If one surrenders to the angel of death, one will be happy. The angel of death takes the past away and leaves people unburdened to live fully in the present. The Judge and Victim want people to carry their past with them, but this doesn’t allow people to fully enjoy the present. The angel of death teaches people to live in the present.
This is the book’s longest chapter, breaking down the Toltec path to freedom. While all the themes are present, The Necessity of Choice is the most prevalent. Like Chapters 2, 3, and 4, Chapter 6 is split into subsections. The first, dedicated to understanding freedom, explains freedom in contrast to the self-limiting agreements learned through domestication (which are why most adults don’t live freely) and looks forward to the new dream by comparing and contrasting the average adult’s life to a child’s freedom.
The second subsection focuses on the three masteries—Awareness, Transformation, and Intent—and explains the path to becoming Toltec. This subsection relies on The Necessity of Choice because one must choose to pursue these disciplines and can look forward to the new dream that one enjoys after mastering them.
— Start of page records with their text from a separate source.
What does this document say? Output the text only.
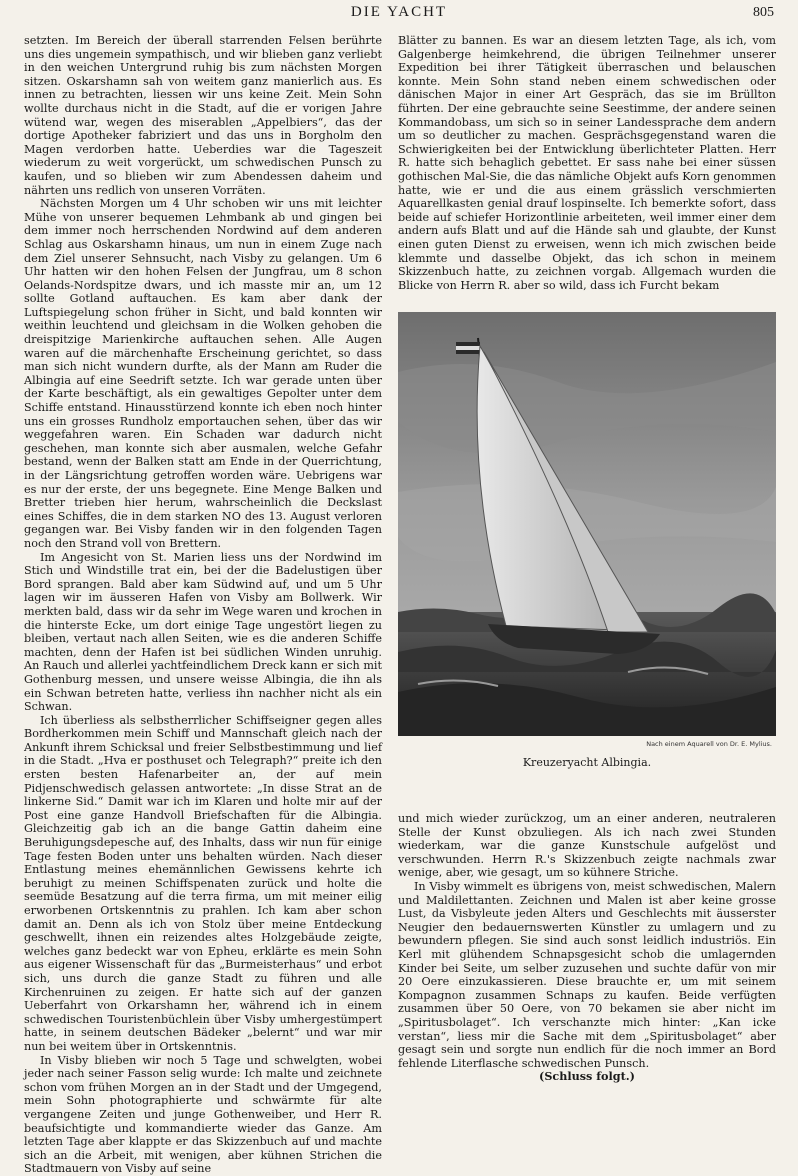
DIE YACHT	805

setzten. Im Bereich der überall starrenden Felsen berührte uns dies ungemein sympathisch, und wir blieben ganz verliebt in den weichen Untergrund ruhig bis zum nächsten Morgen sitzen. Oskarshamn sah von weitem ganz manierlich aus. Es innen zu betrachten, liessen wir uns keine Zeit. Mein Sohn wollte durchaus nicht in die Stadt, auf die er vorigen Jahre wütend war, wegen des miserablen „Appelbiers“, das der dortige Apotheker fabriziert und das uns in Borgholm den Magen verdorben hatte. Ueberdies war die Tageszeit wiederum zu weit vorgerückt, um schwedischen Punsch zu kaufen, und so blieben wir zum Abendessen daheim und nährten uns redlich von unseren Vorräten.

Nächsten Morgen um 4 Uhr schoben wir uns mit leichter Mühe von unserer bequemen Lehmbank ab und gingen bei dem immer noch herrschenden Nordwind auf dem anderen Schlag aus Oskarshamn hinaus, um nun in einem Zuge nach dem Ziel unserer Sehnsucht, nach Visby zu gelangen. Um 6 Uhr hatten wir den hohen Felsen der Jungfrau, um 8 schon Oelands-Nordspitze dwars, und ich masste mir an, um 12 sollte Gotland auftauchen. Es kam aber dank der Luftspiegelung schon früher in Sicht, und bald konnten wir weithin leuchtend und gleichsam in die Wolken gehoben die dreispitzige Marienkirche auftauchen sehen. Alle Augen waren auf die märchenhafte Erscheinung gerichtet, so dass man sich nicht wundern durfte, als der Mann am Ruder die Albingia auf eine Seedrift setzte. Ich war gerade unten über der Karte beschäftigt, als ein gewaltiges Gepolter unter dem Schiffe entstand. Hinausstürzend konnte ich eben noch hinter uns ein grosses Rundholz emportauchen sehen, über das wir weggefahren waren. Ein Schaden war dadurch nicht geschehen, man konnte sich aber ausmalen, welche Gefahr bestand, wenn der Balken statt am Ende in der Querrichtung, in der Längsrichtung getroffen worden wäre. Uebrigens war es nur der erste, der uns begegnete. Eine Menge Balken und Bretter trieben hier herum, wahrscheinlich die Deckslast eines Schiffes, die in dem starken NO des 13. August verloren gegangen war. Bei Visby fanden wir in den folgenden Tagen noch den Strand voll von Brettern.

Im Angesicht von St. Marien liess uns der Nordwind im Stich und Windstille trat ein, bei der die Badelustigen über Bord sprangen. Bald aber kam Südwind auf, und um 5 Uhr lagen wir im äusseren Hafen von Visby am Bollwerk. Wir merkten bald, dass wir da sehr im Wege waren und krochen in die hinterste Ecke, um dort einige Tage ungestört liegen zu bleiben, vertaut nach allen Seiten, wie es die anderen Schiffe machten, denn der Hafen ist bei südlichen Winden unruhig. An Rauch und allerlei yachtfeindlichem Dreck kann er sich mit Gothenburg messen, und unsere weisse Albingia, die ihn als ein Schwan betreten hatte, verliess ihn nachher nicht als ein Schwan.

Ich überliess als selbstherrlicher Schiffseigner gegen alles Bordherkommen mein Schiff und Mannschaft gleich nach der Ankunft ihrem Schicksal und freier Selbstbestimmung und lief in die Stadt. „Hva er posthuset och Telegraph?“ preite ich den ersten besten Hafenarbeiter an, der auf mein Pidjenschwedisch gelassen antwortete: „In disse Strat an de linkerne Sid.“ Damit war ich im Klaren und holte mir auf der Post eine ganze Handvoll Briefschaften für die Albingia. Gleichzeitig gab ich an die bange Gattin daheim eine Beruhigungsdepesche auf, des Inhalts, dass wir nun für einige Tage festen Boden unter uns behalten würden. Nach dieser Entlastung meines ehemännlichen Gewissens kehrte ich beruhigt zu meinen Schiffspenaten zurück und holte die seemüde Besatzung auf die terra firma, um mit meiner eilig erworbenen Ortskenntnis zu prahlen. Ich kam aber schon damit an. Denn als ich von Stolz über meine Entdeckung geschwellt, ihnen ein reizendes altes Holzgebäude zeigte, welches ganz bedeckt war von Epheu, erklärte es mein Sohn aus eigener Wissenschaft für das „Burmeisterhaus“ und erbot sich, uns durch die ganze Stadt zu führen und alle Kirchenruinen zu zeigen. Er hatte sich auf der ganzen Ueberfahrt von Orkarshamn her, während ich in einem schwedischen Touristenbüchlein über Visby umhergestümpert hatte, in seinem deutschen Bädeker „belernt“ und war mir nun bei weitem über in Ortskenntnis.

In Visby blieben wir noch 5 Tage und schwelgten, wobei jeder nach seiner Fasson selig wurde: Ich malte und zeichnete schon vom frühen Morgen an in der Stadt und der Umgegend, mein Sohn photographierte und schwärmte für alte vergangene Zeiten und junge Gothenweiber, und Herr R. beaufsichtigte und kommandierte wieder das Ganze. Am letzten Tage aber klappte er das Skizzenbuch auf und machte sich an die Arbeit, mit wenigen, aber kühnen Strichen die Stadtmauern von Visby auf seine

Blätter zu bannen. Es war an diesem letzten Tage, als ich, vom Galgenberge heimkehrend, die übrigen Teilnehmer unserer Expedition bei ihrer Tätigkeit überraschen und belauschen konnte. Mein Sohn stand neben einem schwedischen oder dänischen Major in einer Art Gespräch, das sie im Brüllton führten. Der eine gebrauchte seine Seestimme, der andere seinen Kommandobass, um sich so in seiner Landessprache dem andern um so deutlicher zu machen. Gesprächsgegenstand waren die Schwierigkeiten bei der Entwicklung überlichteter Platten. Herr R. hatte sich behaglich gebettet. Er sass nahe bei einer süssen gothischen Mal-Sie, die das nämliche Objekt aufs Korn genommen hatte, wie er und die aus einem grässlich verschmierten Aquarellkasten genial drauf lospinselte. Ich bemerkte sofort, dass beide auf schiefer Horizontlinie arbeiteten, weil immer einer dem andern aufs Blatt und auf die Hände sah und glaubte, der Kunst einen guten Dienst zu erweisen, wenn ich mich zwischen beide klemmte und dasselbe Objekt, das ich schon in meinem Skizzenbuch hatte, zu zeichnen vorgab. Allgemach wurden die Blicke von Herrn R. aber so wild, dass ich Furcht bekam

Nach einem Aquarell von Dr. E. Mylius.
Kreuzeryacht Albingia.

und mich wieder zurückzog, um an einer anderen, neutraleren Stelle der Kunst obzuliegen. Als ich nach zwei Stunden wiederkam, war die ganze Kunstschule aufgelöst und verschwunden. Herrn R.'s Skizzenbuch zeigte nachmals zwar wenige, aber, wie gesagt, um so kühnere Striche.

In Visby wimmelt es übrigens von, meist schwedischen, Malern und Maldilettanten. Zeichnen und Malen ist aber keine grosse Lust, da Visbyleute jeden Alters und Geschlechts mit äusserster Neugier den bedauernswerten Künstler zu umlagern und zu bewundern pflegen. Sie sind auch sonst leidlich industriös. Ein Kerl mit glühendem Schnapsgesicht schob die umlagernden Kinder bei Seite, um selber zuzusehen und suchte dafür von mir 20 Oere einzukassieren. Diese brauchte er, um mit seinem Kompagnon zusammen Schnaps zu kaufen. Beide verfügten zusammen über 50 Oere, von 70 bekamen sie aber nicht im „Spiritusbolaget“. Ich verschanzte mich hinter: „Kan icke verstan“, liess mir die Sache mit dem „Spiritusbolaget“ aber gesagt sein und sorgte nun endlich für die noch immer an Bord fehlende Literflasche schwedischen Punsch.

(Schluss folgt.)
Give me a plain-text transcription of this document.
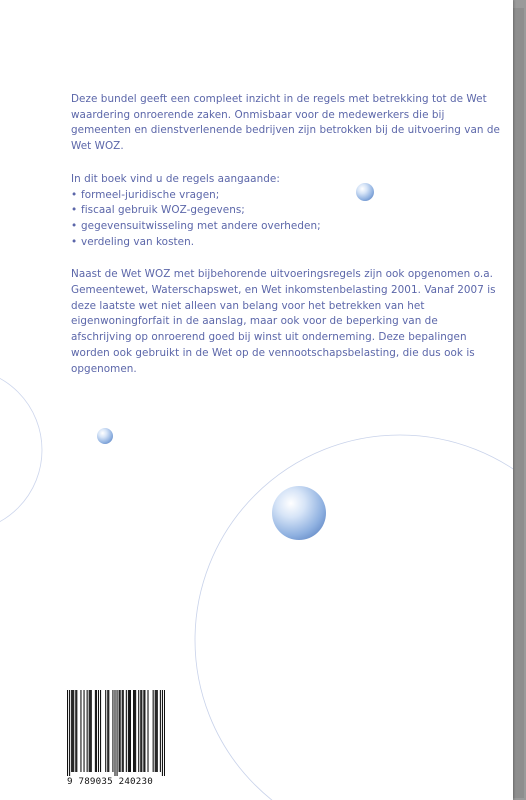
Deze bundel geeft een compleet inzicht in de regels met betrekking tot de Wet waardering onroerende zaken. Onmisbaar voor de medewerkers die bij gemeenten en dienstverlenende bedrijven zijn betrokken bij de uitvoering van de Wet WOZ.

In dit boek vind u de regels aangaande:

• formeel-juridische vragen;
• fiscaal gebruik WOZ-gegevens;
• gegevensuitwisseling met andere overheden;
• verdeling van kosten.

Naast de Wet WOZ met bijbehorende uitvoeringsregels zijn ook opgenomen o.a. Gemeentewet, Waterschapswet, en Wet inkomstenbelasting 2001. Vanaf 2007 is deze laatste wet niet alleen van belang voor het betrekken van het eigenwoningforfait in de aanslag, maar ook voor de beperking van de afschrijving op onroerend goed bij winst uit onderneming. Deze bepalingen worden ook gebruikt in de Wet op de vennootschapsbelasting, die dus ook is opgenomen.

9 789035 240230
The next section defines the Book of Law, Judge, and Victim mindset as a parasite, demonstrating how the beliefs that people form during domestication slowly kill them: “From the Toltec point of view all humans who are domesticated are sick. They are sick because there is a parasite that controls the mind and controls the brain” (101). Ruiz recalls the ideas about domestication from Chapter 1 and shows them in a more sinister light to demonstrate why people don’t live as freely as they’d like. He then introduces the choice people must make to live freely, reiterating that the choice is difficult but worthwhile:
One choice is to keep living the way we are, to surrender to the Judge and the Victim, to keep living in the dream of the planet. The second choice is to do what we do as children when parents try to domesticate us. We can rebel and say ‘No!’ We can declare a war against the parasite, a war against the Judge and the Victim, a war for our independence, a war for the right to use our own mind and our own brain (102-03).
The rest of the chapter outlines the three approaches to fighting the parasite. Each approach primarily supports a different theme. The first approach, The Art of Transformation, relies most heavily on awareness of Self-Limiting Agreements. The second approach, The Discipline of the Warrior, aligns most closely with The Necessity of Choice to break old agreements and form new ones as well as forgive and consciously control one’s emotions. The last approach, the Initiation of the Dead, focuses on Unconditional Love and looking forward to the new dream, living fully in a present free from the Book of Law, Judge, and Victim mentality.